SYLVAIN (paraissant au fond, à gauche.)
Monsieur Cocarel?
COCAREL
Hein ! que voulez-vous ?
SYLVAIN
C'est moi; je viens pour la soirée.
COCAREL
Ah ! très bien ! (A part.)
L'ami d'Anatole… son remplaçant. (Haut.)
Attendez, il faut que je vous examine…
(Il va au pupitre déposer ses papiers.)
SYLVAIN (à part, étonné.)
II va m'examiner !
COCAREL (revenant.)
Voyons! tournez-vous !… pas mal!… pas mal !… votre gilet est bien… mais le pantalon n'est pas de la première fraîcheur…
SYLVAIN
Dame !… on met ce qu'on a.
COCAREL
Oh ! mon ami ! il manque un bouton à votre habit… Ah ! je n'aime pas ça !
SYLVAIN (à part.)
En voilà un qui épluche ses invités !
COCAREL
Vous passerez au vestiaire… on vous en remettra un.
SYLVAIN (à part.)
Tiens ! on est raccommodé !
COCAREL
Je n'ai pas besoin de vous recommander de la tenue, de la réserve… un langage châtié, pas de mots équivoques, d'allusions grossières…
SYLVAIN
Oui… faut pas dire de bêtises aux dames.
COCAREL
Autre chose! on passera des glaces… des bonbons assortis… vous n'y toucherez pas.
SYLVAIN (étonné.)
Ah !
COCAREL
Vous n'avez droit qu'à une brioche et à une tasse de thé.
SYLVAIN
Je n'aime pas le thé… c'est fadasse !
COCAREL
Fadasse! voilà un mot que je n'aime pas… dites: "Le docteur me le défend…"
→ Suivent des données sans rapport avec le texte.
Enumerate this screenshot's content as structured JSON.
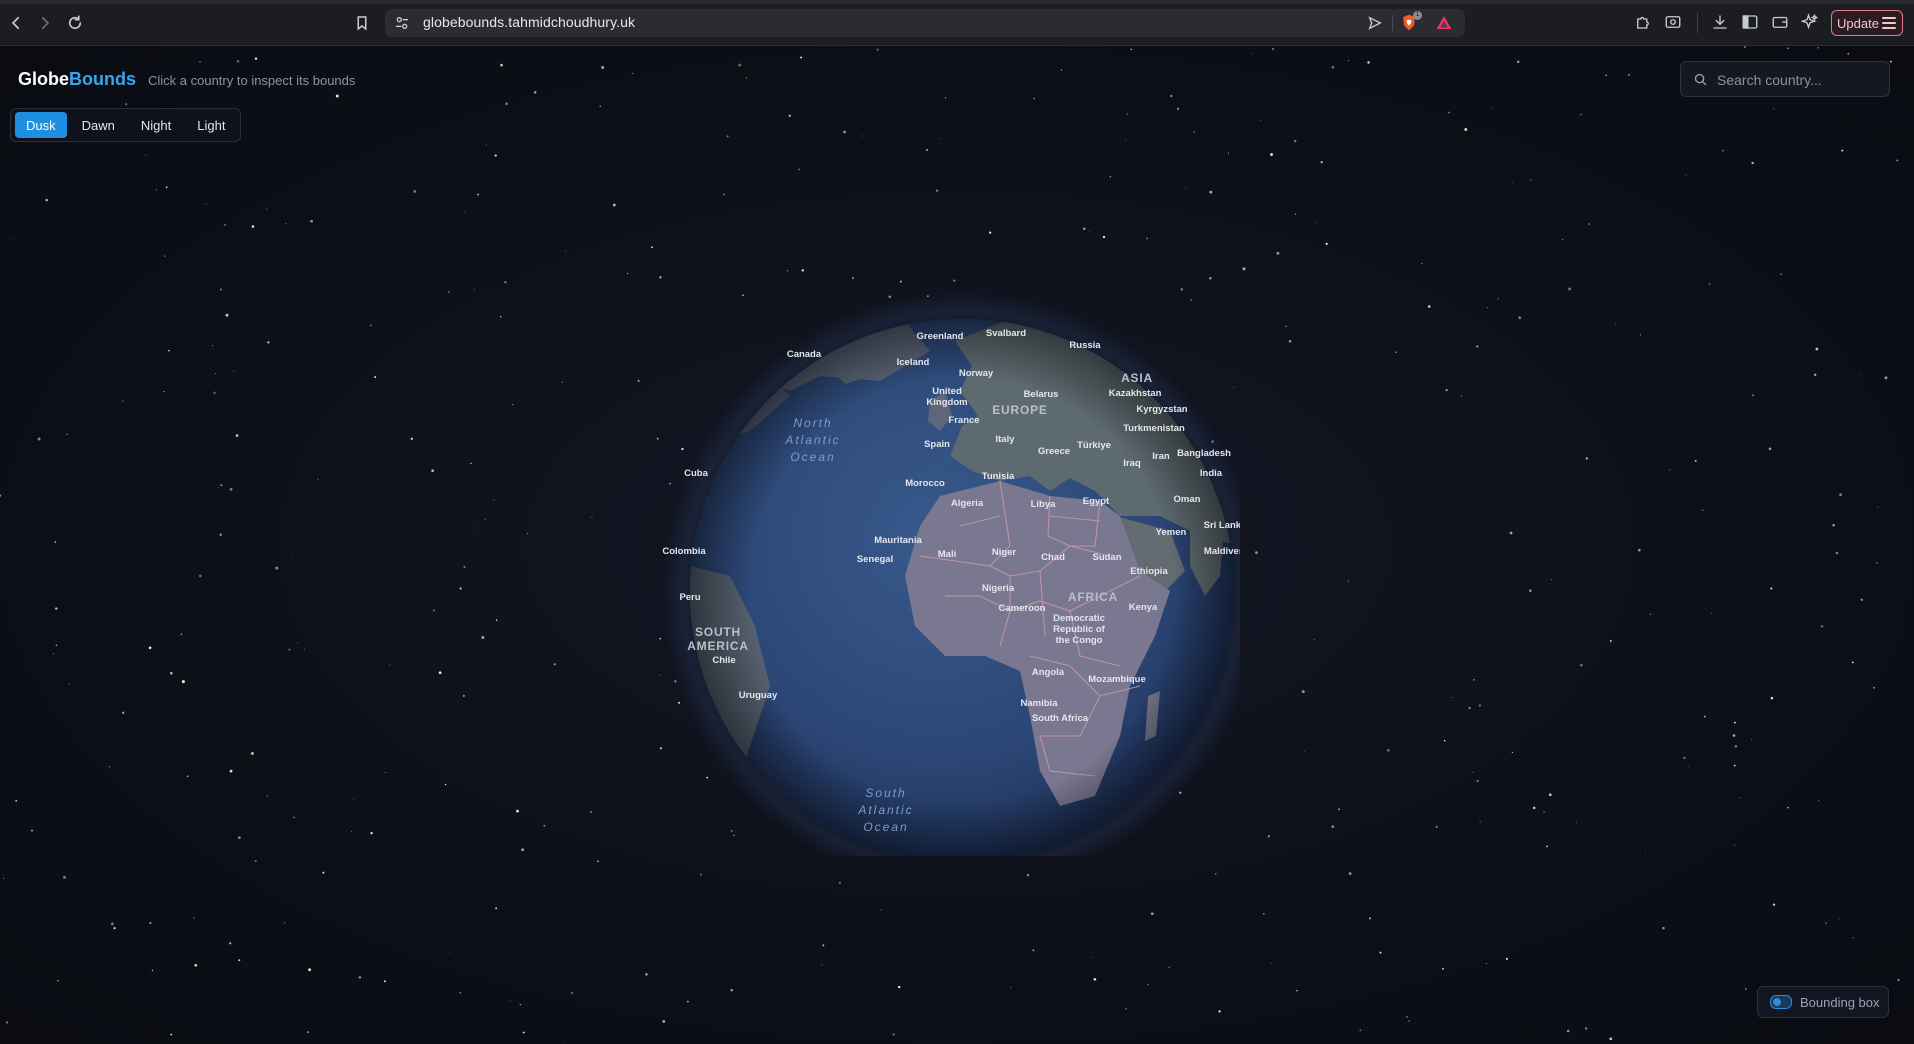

Soyez homme du monde, palsambleu ! attendez !
(Il va à la table et prend une paire de gants dans le tiroir.)
SYLVAIN (à part, et passant.)
Ah bien voilà un drôle de bonhomme ! il fait passer des glaces et il défend à ses invités d'en prendre !
COCAREL (revenant avec une paire de gants blancs.)
Tenez… voici vos gants…
SYLVAIN (surpris.)
Des gants !
COCAREL
Ayez-en soin… il faut que ça fasse deux fois… n'en mettez qu'un… vous tiendrez l'autre à la main… (Lui donnant de l'argent.)
Plus vos cinq francs.
SYLVAIN
Comment ! cinq francs ?
COCAREL
Ne discutons pas, je vous prie !… cinq francs les cavaliers et trois francs les dames… c'est ce que je donne… c'est l'usage !
SYLVAIN (mettant l'argent dans sa poche.)
Si c'est l'usage… (A part.)
Cinq et dix-sept que j'ai… ça fait vingt-deux… Après le bal de l'Opéra, je m'offrirai à souper.
COCAREL (refermant le tiroir de la table.)
Vous direz à Anatole que je ne suis pas content de lui… il augmente ses prix.
SYLVAIN
Qui ça, Anatole ?
COCAREL
Eh bien, votre ami…
SYLVAIN
Je ne connais pas d'Anatole.
COCAREL
Comment !… mais, alors, qui est-ce qui vous envoie?
SYLVAIN
C'est papa… il m'a dit de venir chez vous… je suis venu.
COCAREL
Ah ! je comprends !… Monsieur votre père désire vous marier…
SYLVAIN
Je ne sais pas…
COCAREL
C'est évident !… je vous demande mille pardons… Je vous ai pris pour un de mes… Vous êtes un client… un fils de famille…
SYLVAIN
Je suis le fils à papa.
COCAREL (lui reprenant le gant que SYLVAIN est en train de mettre.)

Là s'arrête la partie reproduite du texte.